Today's business climate is increasingly chaotic, complex, and filled with strange pitfalls. Skilled executives, more and more are finding themselves beleaguered both in the press and in their own social environments. Issues that once were clearly understood, suddenly seem obscure, confused, adversarial, and without any rational foundation. What's going on?
Let's take an issue of energy consumption. Any business requires some form of energy to both exist and to operate. We would assume that anyone with common sense clearly understands this basic premise. Why then, do business owners continually find themselves being cast as villains and thieves?
Another issue is simply the concept of making a profit. We look back over the past decades, assuming that everyone understands that running a business rests fundamentally on the idea of making a profit by offering a product or service. Yet words like "profiteer," "reasonable profit," "windfall profit" and others, seem to say that we should run a business as a charity.
The problem here is far deeper than politics, cultural differences, and business education. Indeed, the problem has its roots in the fundamentals of philosophy itself. Arguments, discussion, rationales, and everything associated with making a business case or justification have been changed.
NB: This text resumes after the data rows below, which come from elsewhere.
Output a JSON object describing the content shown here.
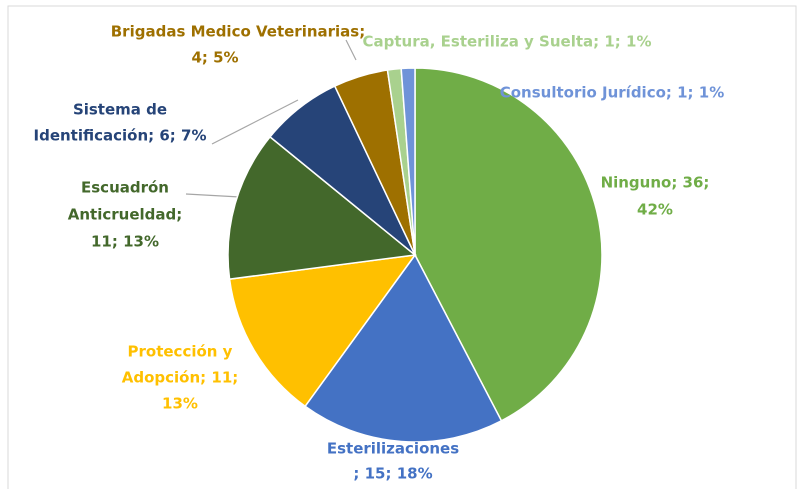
{
  "chart_data": {
    "type": "pie",
    "values": [
      36,
      15,
      11,
      11,
      6,
      4,
      1,
      1
    ],
    "value_labels": [
      [
        "Ninguno; 36;",
        "42%"
      ],
      [
        "Esterilizaciones",
        "; 15; 18%"
      ],
      [
        "Protección y",
        "Adopción; 11;",
        "13%"
      ],
      [
        "Escuadrón",
        "Anticrueldad;",
        "11; 13%"
      ],
      [
        "Sistema de",
        "Identificación; 6; 7%"
      ],
      [
        "Brigadas Medico Veterinarias;",
        "4; 5%"
      ],
      [
        "Captura, Esteriliza y Suelta; 1; 1%"
      ],
      [
        "Consultorio Jurídico; 1; 1%"
      ]
    ],
    "colors": [
      "#70ad47",
      "#4472c4",
      "#ffc000",
      "#43682b",
      "#264478",
      "#9e7000",
      "#a9d18e",
      "#6f93d8"
    ]
  }
}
In most cases, the business-minded owner, manager, executive, or entrepreneur hasn't even noticed this change.
A cogent argument, used to present a business case or the reasoning behind a set of actions, appeals to reason and thoughtful analysis. The underlying assumption is that a set of actions has taken place and someone wants to understand why those actions happened. To an extent, there's an interest in motivations, but for the most part, the discussion centers around facts and events.
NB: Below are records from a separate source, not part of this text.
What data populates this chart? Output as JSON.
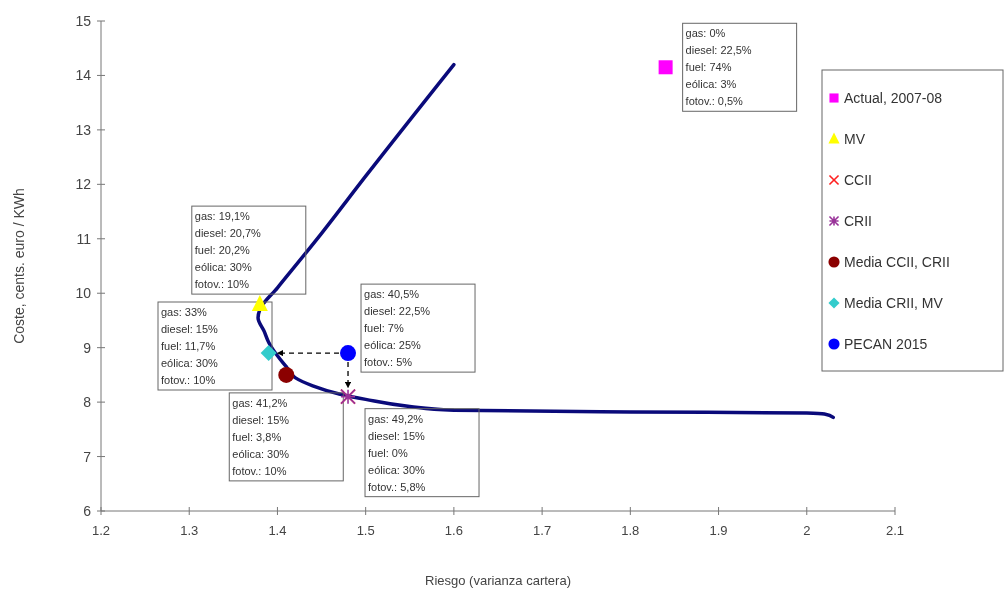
{
  "chart_data": {
    "type": "scatter",
    "xlabel": "Riesgo (varianza cartera)",
    "ylabel": "Coste, cents. euro / KWh",
    "xlim": [
      1.2,
      2.1
    ],
    "xticks": [
      1.2,
      1.3,
      1.4,
      1.5,
      1.6,
      1.7,
      1.8,
      1.9,
      2,
      2.1
    ],
    "ylim": [
      6,
      15
    ],
    "yticks": [
      6,
      7,
      8,
      9,
      10,
      11,
      12,
      13,
      14,
      15
    ],
    "grid": false,
    "legend": "right",
    "series": [
      {
        "type": "line",
        "color": "#0a0a7a",
        "marker": "none",
        "line_style": "solid",
        "x": [
          1.6,
          1.5,
          1.45,
          1.4,
          1.38,
          1.378,
          1.385,
          1.39,
          1.4,
          1.41,
          1.42,
          1.44,
          1.47,
          1.5,
          1.55,
          1.6,
          1.8,
          2.0,
          2.02,
          2.03
        ],
        "values": [
          14.2,
          12.15,
          11.1,
          10.1,
          9.7,
          9.55,
          9.3,
          9.1,
          8.85,
          8.65,
          8.45,
          8.3,
          8.15,
          8.05,
          7.92,
          7.85,
          7.82,
          7.8,
          7.78,
          7.72
        ]
      },
      {
        "name": "Actual, 2007-08",
        "color": "#ff00ff",
        "marker": "square",
        "x": [
          1.84
        ],
        "values": [
          14.15
        ]
      },
      {
        "name": "MV",
        "color": "#ffff00",
        "marker": "triangle",
        "x": [
          1.38
        ],
        "values": [
          9.8
        ]
      },
      {
        "name": "CCII",
        "color": "#ff2020",
        "marker": "cross",
        "x": [
          1.48
        ],
        "values": [
          8.1
        ]
      },
      {
        "name": "CRII",
        "color": "#993399",
        "x": [
          1.48
        ],
        "values": [
          8.1
        ]
      },
      {
        "name": "Media CCII, CRII",
        "color": "#8b0000",
        "marker": "circle",
        "x": [
          1.41
        ],
        "values": [
          8.5
        ]
      },
      {
        "name": "Media CRII, MV",
        "color": "#33cccc",
        "marker": "diamond",
        "x": [
          1.39
        ],
        "values": [
          8.9
        ]
      },
      {
        "name": "PECAN 2015",
        "color": "#0000ff",
        "marker": "circle",
        "x": [
          1.48
        ],
        "values": [
          8.9
        ]
      }
    ],
    "annotations": [
      {
        "text": "gas: 0%\ndiesel: 22,5%\nfuel: 74%\neólica: 3%\nfotov.: 0,5%",
        "x": 1.84,
        "y": 14.15
      },
      {
        "text": "gas: 19,1%\ndiesel: 20,7%\nfuel: 20,2%\neólica: 30%\nfotov.: 10%",
        "x": 1.38,
        "y": 9.8
      },
      "gas: 33%\ndiesel: 15%\nfuel: 11,7%\neólica: 30%\nfotov.: 10%",
      {
        "text": "gas: 41,2%\ndiesel: 15%\nfuel: 3,8%\neólica: 30%\nfotov.: 10%",
        "x": 1.41,
        "y": 8.5
      },
      {
        "text": "gas: 40,5%\ndiesel: 22,5%\nfuel: 7%\neólica: 25%\nfotov.: 5%",
        "x": 1.48,
        "y": 8.9
      },
      {
        "text": "gas: 49,2%\ndiesel: 15%\nfuel: 0%\neólica: 30%\nfotov.: 5,8%",
        "x": 1.48,
        "y": 8.1
      }
    ]
  }
}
But what happens when ordinary events and actions become moral dilemmas? Suddenly, the argument and discussion no longer center on the pros and cons of the situation. Instead, the entire framework moves into the goodness and badness of the person (and associated people) involved.
Using energy, from a business perspective, revolves around the costs of that energy, efficiencies of utilization, results from the energy, and so forth. Benefits of nuclear versus coal, or steam versus oil should be a simple analysis based on the many ordinarily understood principles of everyday life.
These days, however, energy, as a topic, has been converted to a morality. To use energy or not has become the same thing as the moral issue of whether or not murder is a good thing, theft is good or bad, lying, cheating, and other such moral issues. Sustainable energy is a moral decision, on a par with choosing a religion.
Profits, simplistically speaking, result from subtracting costs from revenues. A "reasonable" profit is subject to interpretation, leading to a semantic examination of the word "profiteer." But when we remove the concept of profits entirely from costs and revenues, converting it instead to a moral issue, we have an entirely different discussion.
Is it right to produce a profit? Are you a decent, honorable, moral human being if you earn a profit? Wouldn't God have included profit-making in the Ten Commandments? This is what happens when a rational business principle is transmogrified into a moral issue.
The business community cannot and must not stand by idly, ignoring the extreme dangers of this type of situation. Everywhere we look, we see the rapid elevation of political leaders and political parties, founded on the principle of converting reality-based issues into morality-based ideologies. Global warming no longer is a scientific debate; it's become a moral issue where rational discussion has been invalidated.
We, as business people, must understand that the whole foundation on which we base our thoughts and reasoning no longer applies in the minds of what likely is the emerging majority of the population. Ignorance, regression, and political greed have set conditions for a wildfire of ideological fanaticism, all of it arising from this conversion of thoughtful dialog to moral issues.
A morality is a basic way of life — a set of rules not only applicable to an individual, but rules that subscribers fully believe should and must be applied to the entire civilization. The looming catastrophe for world business rests in the must be applied aspect. Increasing government regulation now descends from the moral correctness of a belief system, not the rational interests of the society.
To be sure, when a stakeholder fails in a persuasive argument, we would in the past have accepted that "you win some, you lose some." Now, however, when all issues have become moral problems, the loss isn't over something as simple as a business event. That loss now includes such things as the mortal soul, the entire future way of life, and the good graces of a supreme being!
Logic and argument no longer apply, when good and evil are at stake, right and wrong, and eternal damnation is the ultimate penalty. Does that sound absurd? Ridiculous? Insane? Not when we restructure any business discussion or rational debate as a moral crisis. And that's exactly what's happening in the world today.
The wise executives will take the time to educate themselves on the intricacies of faith-based rhetoric, to better understand the rapidly approaching days of crippling government regulations. Political demagogues are using this principle to gain regulatory power, and meanwhile, business leaders ignore the groundswell of public approval for those agendas.